There were ribbons of her skin rolled up under his dirty nails. Blood flowed. The heat of the flame was rising in her.

I could kill him now, she realised. Kill him with a thought. Burn him away and watch his body fall to ashes and bones. She only had to let the flame go free. The power was there, waiting for her.

She bit his hand. The tendons squished against her teeth. He pulled away, grunting, took one step back, swung and deliberately struck her across the cheek. She fell. Her father had never once hit her. Her vision blurred, and she lay gasping on the cold, cold stone. Calm now, he walked around her to get a better angle, then kicked. She curled up, unable to breathe. The heat of the flame became confused and fractured into pieces. A golden coin lay on the floor in front of her eyes. It sparked and a whisp of smoke rose from it. The air above it blurred.

She could kill him, but she would not.

He walked around her again, quite calm now.

"The wolves and the bears and the little, little children."

He took aim once more and kicked her in the back. The pain was extraordinary. It travelled through her body like a hot knife in her stomach.

"I will not. I will not kill you," she growled through gritted teeth. "You are my father. I will not."

The flame snarled inside of her, hunting for a way to be free. The turning of the flame that burns forever in the heart of Erinthor.

It pressed against the barricades. It roared and raged. The bracelet glowed and burned on her arm, and the pain was golden bright.

The coin melted into a puddle of liquid metal and flowed away through the cracks in the stone floor. A pillar split open along its length, and pieces of marble were tossed across the floor like a handful of sand.

"I will not kill you," she whispered. "I will not do it."

A tapestry burst into flames. It fell, curling, castles and armies and kings all tumbling into ruin. She did not hear it. The flame sucked the sound from the room. Everything became incredibly clear. And there was the soft velvet sound of her father drawing his sword.

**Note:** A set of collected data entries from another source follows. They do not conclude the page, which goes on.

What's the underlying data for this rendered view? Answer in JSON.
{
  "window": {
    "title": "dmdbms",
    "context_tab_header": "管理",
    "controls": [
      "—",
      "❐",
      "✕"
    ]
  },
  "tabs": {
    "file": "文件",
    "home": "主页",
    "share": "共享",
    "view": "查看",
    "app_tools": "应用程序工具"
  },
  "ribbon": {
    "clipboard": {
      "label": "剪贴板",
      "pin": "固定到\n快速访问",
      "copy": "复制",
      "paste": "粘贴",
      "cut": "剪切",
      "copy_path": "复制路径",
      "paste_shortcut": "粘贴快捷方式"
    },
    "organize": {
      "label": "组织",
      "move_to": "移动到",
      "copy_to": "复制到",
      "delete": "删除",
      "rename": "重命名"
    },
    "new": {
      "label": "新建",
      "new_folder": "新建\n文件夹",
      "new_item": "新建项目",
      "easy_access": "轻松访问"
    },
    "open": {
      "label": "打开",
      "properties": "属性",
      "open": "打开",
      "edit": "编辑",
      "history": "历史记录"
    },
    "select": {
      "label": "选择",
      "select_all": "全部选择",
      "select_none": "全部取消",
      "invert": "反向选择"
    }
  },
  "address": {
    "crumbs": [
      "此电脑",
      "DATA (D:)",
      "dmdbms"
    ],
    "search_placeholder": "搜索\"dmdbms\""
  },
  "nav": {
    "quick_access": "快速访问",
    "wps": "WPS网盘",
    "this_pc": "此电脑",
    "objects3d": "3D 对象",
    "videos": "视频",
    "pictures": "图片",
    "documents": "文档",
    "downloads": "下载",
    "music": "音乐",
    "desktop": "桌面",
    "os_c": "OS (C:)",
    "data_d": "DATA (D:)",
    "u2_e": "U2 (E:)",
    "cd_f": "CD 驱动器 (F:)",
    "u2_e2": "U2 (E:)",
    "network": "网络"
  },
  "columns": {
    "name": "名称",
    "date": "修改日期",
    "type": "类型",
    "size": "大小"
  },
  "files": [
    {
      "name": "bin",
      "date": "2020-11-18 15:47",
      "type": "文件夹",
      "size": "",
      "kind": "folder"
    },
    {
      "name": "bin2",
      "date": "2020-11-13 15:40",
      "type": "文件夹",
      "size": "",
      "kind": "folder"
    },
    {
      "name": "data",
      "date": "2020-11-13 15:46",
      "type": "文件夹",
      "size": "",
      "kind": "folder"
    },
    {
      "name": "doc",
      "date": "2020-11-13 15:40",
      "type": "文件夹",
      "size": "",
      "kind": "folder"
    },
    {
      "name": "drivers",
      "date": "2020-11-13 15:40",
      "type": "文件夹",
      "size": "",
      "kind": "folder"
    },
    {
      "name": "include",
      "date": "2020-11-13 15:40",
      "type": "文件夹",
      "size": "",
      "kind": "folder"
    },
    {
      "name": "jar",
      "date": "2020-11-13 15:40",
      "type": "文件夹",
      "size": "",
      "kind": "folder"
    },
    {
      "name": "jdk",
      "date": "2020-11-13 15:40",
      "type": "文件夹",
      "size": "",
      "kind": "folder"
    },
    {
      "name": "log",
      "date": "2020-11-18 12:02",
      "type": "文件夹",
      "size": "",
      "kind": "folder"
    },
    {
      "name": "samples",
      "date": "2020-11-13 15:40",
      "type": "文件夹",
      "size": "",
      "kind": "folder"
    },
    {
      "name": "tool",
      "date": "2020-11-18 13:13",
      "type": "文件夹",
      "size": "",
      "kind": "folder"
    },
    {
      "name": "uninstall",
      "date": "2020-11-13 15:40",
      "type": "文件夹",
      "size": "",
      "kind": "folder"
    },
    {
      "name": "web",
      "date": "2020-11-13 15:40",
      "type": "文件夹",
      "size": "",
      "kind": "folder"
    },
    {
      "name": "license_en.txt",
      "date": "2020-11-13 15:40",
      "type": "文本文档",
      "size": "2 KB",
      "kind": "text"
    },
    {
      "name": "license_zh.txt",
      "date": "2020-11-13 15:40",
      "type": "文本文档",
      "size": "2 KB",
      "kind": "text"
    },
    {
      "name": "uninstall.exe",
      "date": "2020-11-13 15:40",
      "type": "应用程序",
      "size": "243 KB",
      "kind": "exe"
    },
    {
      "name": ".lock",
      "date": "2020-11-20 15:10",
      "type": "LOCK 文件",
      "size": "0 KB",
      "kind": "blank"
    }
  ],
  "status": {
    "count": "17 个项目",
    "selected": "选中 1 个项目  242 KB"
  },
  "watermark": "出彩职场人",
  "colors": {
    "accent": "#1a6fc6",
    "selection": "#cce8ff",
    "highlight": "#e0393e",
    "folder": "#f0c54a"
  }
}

"Daddy," she whispered. "Please don't."

There was a soft thud, and her father fell next to her.

Through a confusion of smoke and heat and tumbling ashes, she saw a figure, the shadow of a figure. The Darkling gripping an ugly chunk of bone. Her father lay crumpled at his feet, a line of blood across his temple.

“Get away from him!” She screamed with everything she had, though her voice was weak in her ears, and the fists she made trembled like new-hatched doves in the nest. “You leave him alone!”

The flame still churned within her. In one desperate burst, she drew all the power that filled her and focussed it on one spot. The air rippled with heat. The stones burned, broke, and became liquid.

But the darkling was too quick. It fell into a pool of shadow and flickered away across the room, flowing through the cracks, and when the fire had passed, and she fell, hardly breathing onto the warm stones, the darkling had fled away.